Bonner detective’s work results in law change
The first time Detective Vickie Fogarty interviewed the 6-year-old girl, she couldn’t admit her uncle had sexually abused her.
Nine years later, the girl finally felt safe enough to talk about her abuse. But Kansas law was working against her. The statute of limitations was five years after the crime occurred.
“There was nothing I could do to file charges, because she had had the opportunity to disclose,” Fogarty said.
Fogarty said she repeatedly has run into similar situations.
“A lot of times (the children) are not even threatened; they’re just terrified of the offender,” Fogarty said.
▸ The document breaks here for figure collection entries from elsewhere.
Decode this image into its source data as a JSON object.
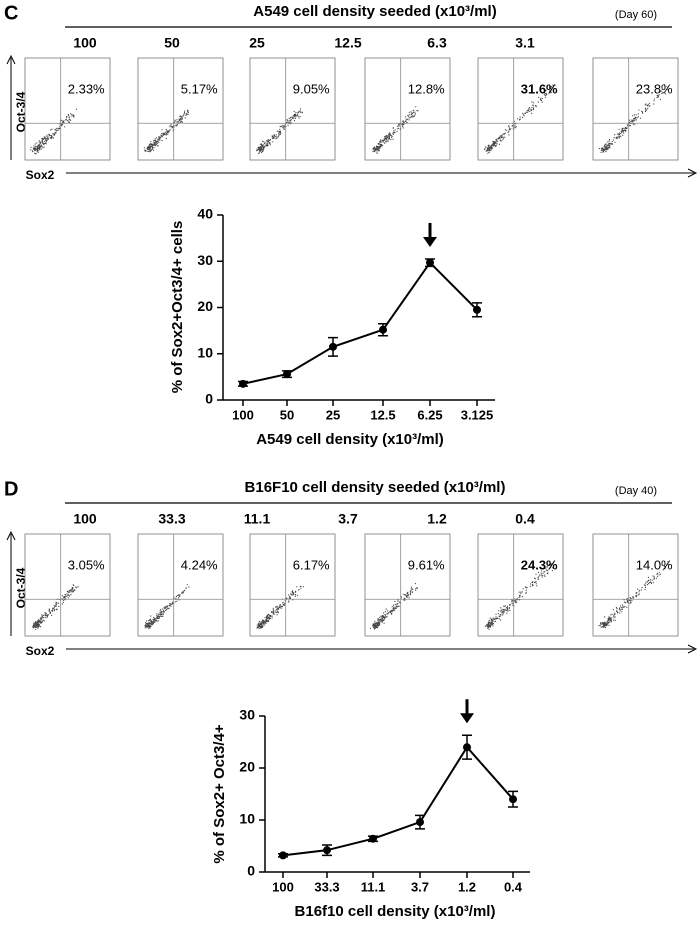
{
  "flow_panels": [
    {
      "label": "C",
      "title": "A549 cell density seeded (x10³/ml)",
      "day": "(Day 60)",
      "densities": [
        "100",
        "50",
        "25",
        "12.5",
        "6.3",
        "3.1"
      ],
      "percentages": [
        "2.33%",
        "5.17%",
        "9.05%",
        "12.8%",
        "31.6%",
        "23.8%"
      ],
      "highlight_index": 4,
      "y_axis_label": "Oct-3/4",
      "x_axis_label": "Sox2"
    },
    {
      "label": "D",
      "title": "B16F10 cell density seeded (x10³/ml)",
      "day": "(Day 40)",
      "densities": [
        "100",
        "33.3",
        "11.1",
        "3.7",
        "1.2",
        "0.4"
      ],
      "percentages": [
        "3.05%",
        "4.24%",
        "6.17%",
        "9.61%",
        "24.3%",
        "14.0%"
      ],
      "highlight_index": 4,
      "y_axis_label": "Oct-3/4",
      "x_axis_label": "Sox2"
    }
  ],
  "chart_data": [
    {
      "type": "line",
      "ylabel": "% of Sox2+Oct3/4+ cells",
      "xlabel": "A549 cell density (x10³/ml)",
      "categories": [
        "100",
        "50",
        "25",
        "12.5",
        "6.25",
        "3.125"
      ],
      "values": [
        3.5,
        5.6,
        11.5,
        15.2,
        29.7,
        19.5
      ],
      "errors": [
        0.5,
        0.7,
        2,
        1.3,
        0.8,
        1.5
      ],
      "color": "#000000",
      "ylim": [
        0,
        40
      ],
      "yticks": [
        0,
        10,
        20,
        30,
        40
      ],
      "arrow_index": 4
    },
    {
      "type": "line",
      "ylabel": "% of Sox2+ Oct3/4+",
      "xlabel": "B16f10 cell density (x10³/ml)",
      "categories": [
        "100",
        "33.3",
        "11.1",
        "3.7",
        "1.2",
        "0.4"
      ],
      "values": [
        3.2,
        4.2,
        6.4,
        9.6,
        24,
        14
      ],
      "errors": [
        0.3,
        1,
        0.5,
        1.3,
        2.3,
        1.5
      ],
      "color": "#000000",
      "ylim": [
        0,
        30
      ],
      "yticks": [
        0,
        10,
        20,
        30
      ],
      "arrow_index": 4
    }
  ]
}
However, starting July 1, thanks to work by Fogarty, Kansas Attorney General Derek Schmidt’s office and the Kansas Fraternal Order of Police, law enforcement officers will have more time to bring charges against suspected child abusers.
The Kansas Legislature approved three bills that will help with prosecution of people who sexually abuse children. The new statute of limitations for prosecuting violent sex crimes against children will be five years from the day after a victim turns 18.
The other two new laws:
• Strengthen the prohibition on sexual relations between foster parents and foster children older than age 16.
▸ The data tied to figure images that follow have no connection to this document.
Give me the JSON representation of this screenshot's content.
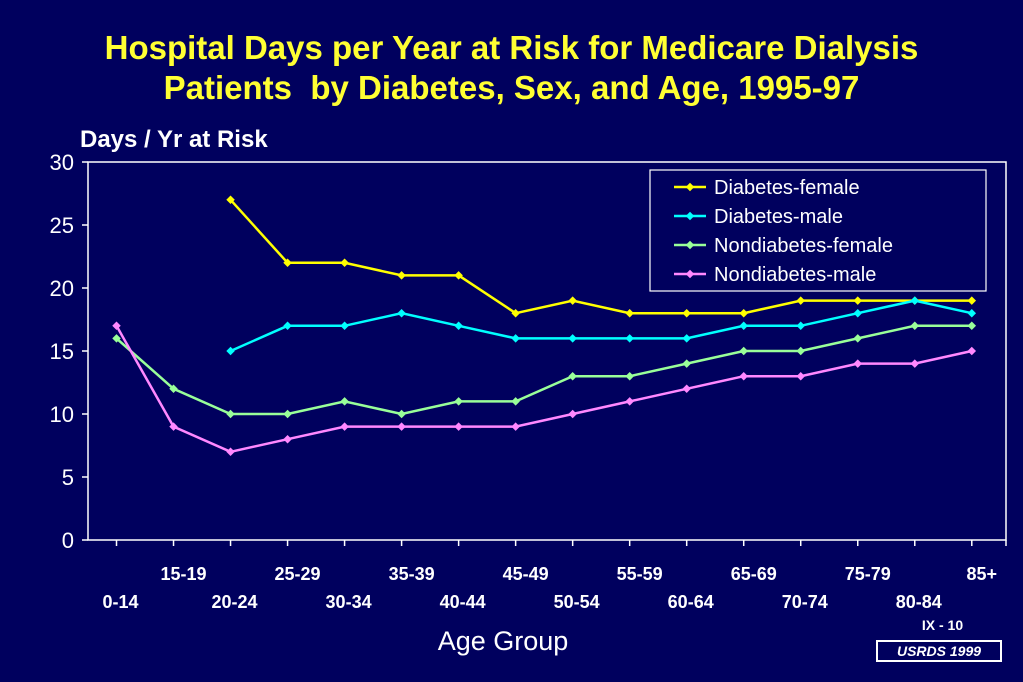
{
  "slide": {
    "title_line1": "Hospital Days per Year at Risk for Medicare Dialysis",
    "title_line2": "Patients  by Diabetes, Sex, and Age, 1995-97",
    "slide_number": "IX - 10",
    "source": "USRDS 1999"
  },
  "chart_data": {
    "type": "line",
    "title": "Hospital Days per Year at Risk for Medicare Dialysis Patients  by Diabetes, Sex, and Age, 1995-97",
    "ylabel": "Days / Yr at Risk",
    "xlabel": "Age Group",
    "ylim": [
      0,
      30
    ],
    "yticks": [
      0,
      5,
      10,
      15,
      20,
      25,
      30
    ],
    "grid": false,
    "legend_position": "top-right",
    "categories": [
      "0-14",
      "15-19",
      "20-24",
      "25-29",
      "30-34",
      "35-39",
      "40-44",
      "45-49",
      "50-54",
      "55-59",
      "60-64",
      "65-69",
      "70-74",
      "75-79",
      "80-84",
      "85+"
    ],
    "series": [
      {
        "name": "Diabetes-female",
        "color": "#ffff00",
        "values": [
          null,
          null,
          27,
          22,
          22,
          21,
          21,
          18,
          19,
          18,
          18,
          18,
          19,
          19,
          19,
          19
        ]
      },
      {
        "name": "Diabetes-male",
        "color": "#00ffff",
        "values": [
          null,
          null,
          15,
          17,
          17,
          18,
          17,
          16,
          16,
          16,
          16,
          17,
          17,
          18,
          19,
          18
        ]
      },
      {
        "name": "Nondiabetes-female",
        "color": "#99ff99",
        "values": [
          16,
          12,
          10,
          10,
          11,
          10,
          11,
          11,
          13,
          13,
          14,
          15,
          15,
          16,
          17,
          17
        ]
      },
      {
        "name": "Nondiabetes-male",
        "color": "#ff88ff",
        "values": [
          17,
          9,
          7,
          8,
          9,
          9,
          9,
          9,
          10,
          11,
          12,
          13,
          13,
          14,
          14,
          15
        ]
      }
    ]
  }
}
• Allow for a lifetime extension of protection orders for victims under certain circumstances.
About two years ago, Fogarty said she decided to bring the matter forward, discussing it first with the Wyandotte County district attorney, Sunflower House Child Abuse Prevention Center, and her husband, Pete Fogarty, who is president of the state Fraternal Order of Police.
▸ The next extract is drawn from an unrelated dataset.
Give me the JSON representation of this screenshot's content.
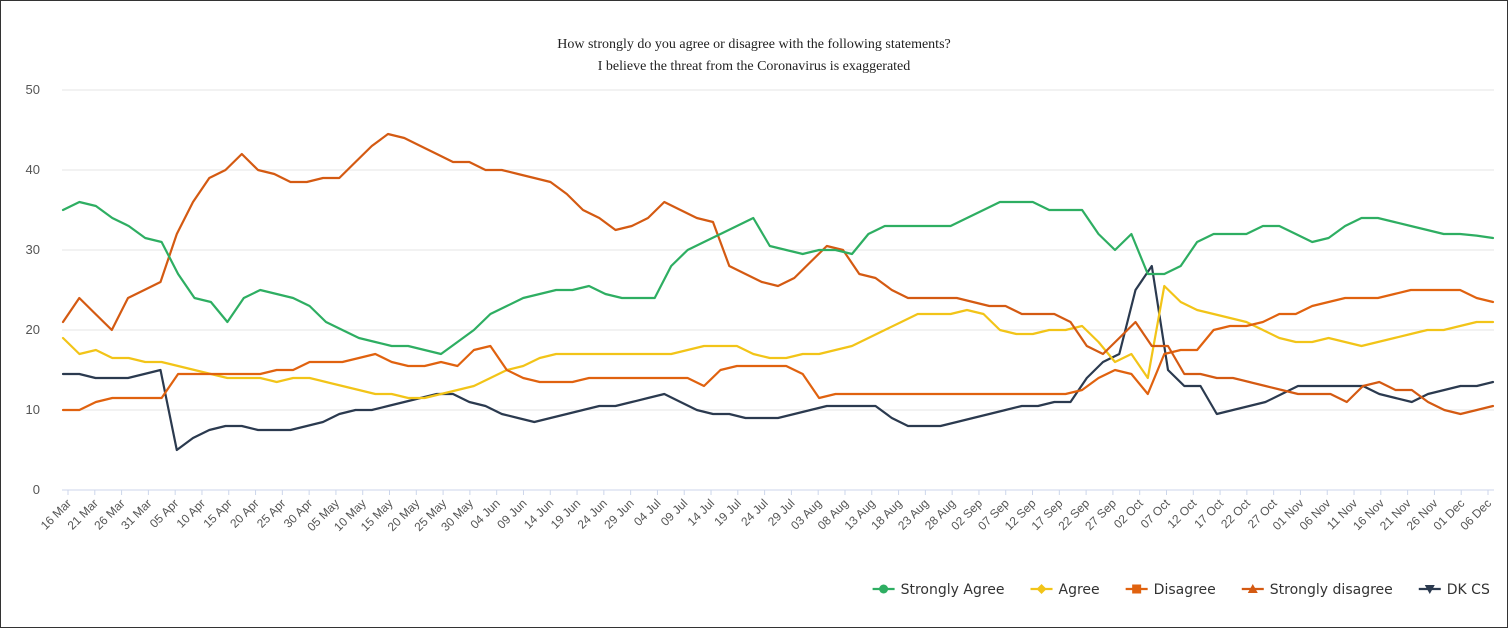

The FOP hasn’t worked on changing laws in recent years, Pete Fogarty said, but the organization had been developing a relationship with the attorney general’s office to be more proactive.
“It’s the first time in years that we have influenced or tried to influence legislation,” he said.
In testimony supporting the change in the statute of limitations, Assistant Attorney General Kyle Smith used an example Vickie Fogarty provided. He told legislators how in 2010 an 18-year-old confirmed her rape at the age of 6, and though her abuser admitted his crimes — along with many others in his past — he could only be charged with his most recent crime, the molestation of another 6-year-old child.
Vickie Fogarty said the new laws may help with many cases, such as one that still haunts her. An abuser admitted to molesting a 13-year-old girl, but the girl insisted nothing had happened.
“She told me, ‘I don’t want my dad to think he raised me wrong,’” Fogarty said. “To this day, she hasn’t disclosed. As she had gotten older, 18 or 19, maybe she would have gotten the strength to tell.”
Vickie Fogarty said she is proud that her effort had such positive results.
“There’s not a lot of things in life that you can do that affect the lives of so many, and this did,” she said.